💡This is a reader's perspective on the paper written by Marzieh Bitaab and published at IEEE S&P 2023
Brief Description
Observations
Something that is on my mind is regarding the NLP classification method they used to evaluate answer sentiment. Would it be possible to use ready-to-use SpaCy models? Instead of training their own model with public data?
One other thing was the sentiment dataset they used. It was said in Section IV B that they used the Stanford Sentiment Treebank to train the sentiment classifier, but then they used the classifier on Reddit comments. So another thing that I thought about was if the possibility of slang and misspelled words (That might occur often on Reddit comments) might affect the classification of the program.
It was a very nice idea to first provide some statistical information in Section IV about the features that will be used by the classifier later in the paper.
I like the idea of creating the classifier, even though it was basically created with "heuristic features" instead of creating a generalized classifier. But since this is a first-of-its-kind paper, then it is clearly acceptable.
Even though phishing classifiers were used to evaluate the classification performance, I like the effort that it took to implement all that just for half a page of content in the paper.
Initial Questions
While I was reading the first lines of the paper, I was asking myself what might be the difference between Fake Online Shopping websites and Fraudulent eCommerce Websites (FCW). But then I found out that FCW is a general label for scam websites that aim to sell anything, so one thing is inside the other.
One thing that was on my mind while reading the explanation for feature engineering of the classifier was the feature "Alexa top 100k". At first, I thought that it would be cheating to use it if the benign data was only from Alexa's top URLs, but later in the paper they clearly say that they removed this feature from the classifier when that data was used.
Where do the experiment ideas come from?
As I read through the paper, I think that creating a classifier as an experiment for a proposed technique of collecting data is a very nice and natural follow-up for the authors. The same might have occurred for the testing of existing tools such as Google Safe Browsing, which is used to detect phishing and malware.
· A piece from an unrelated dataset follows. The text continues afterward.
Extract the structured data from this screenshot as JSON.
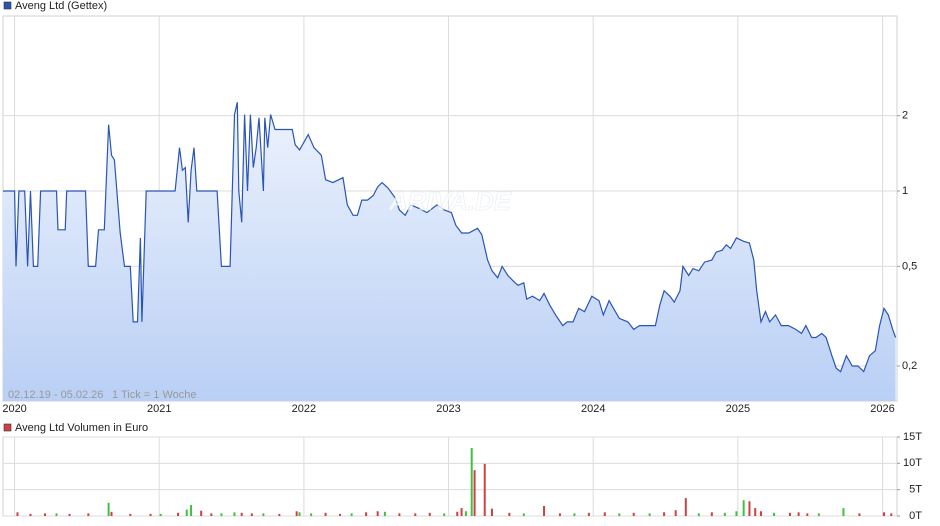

What are the interesting ideas/results?
The most interesting idea of the paper is the usage of Reddit as a dataset collection, which is way off-track and genius at the same time.
I like how the research questions are simply structured. The first question is about getting the dataset, then they perform an evaluation on tools, and in the end, they propose a classification solution.
Another interesting idea while writing the paper was to enumerate the benefited parties in the study.
One other nice idea that was tested was to understand the amount of scams that are created using Shopify, which made me wonder how much is the company doing to avoid this. Another GAP that might arise is a comparison between different e-commerce creation platforms such as Woocommerce. Besides that, understanding the difference between websites that are purposely made to be a scam, and websites that were made by the developers but were not able to cope with the demand (both cases might have been considered as Scams, but a line has to be drawn between them).
The other thing that I cant leave unnoticed is the idea of creating a bot to post comments on Reddit and using the Reddit users to evaluate the answer. But I wonder if the users were aware of what were they contributing with, and if that would have changed the behavior of the users (Might be an interesting GAP).
I also like the way which economics of scam websites were taken into account in the insights on Model Robustness (Section VI F), and how honest were they when trying to break the classifier by manually adjusting the features.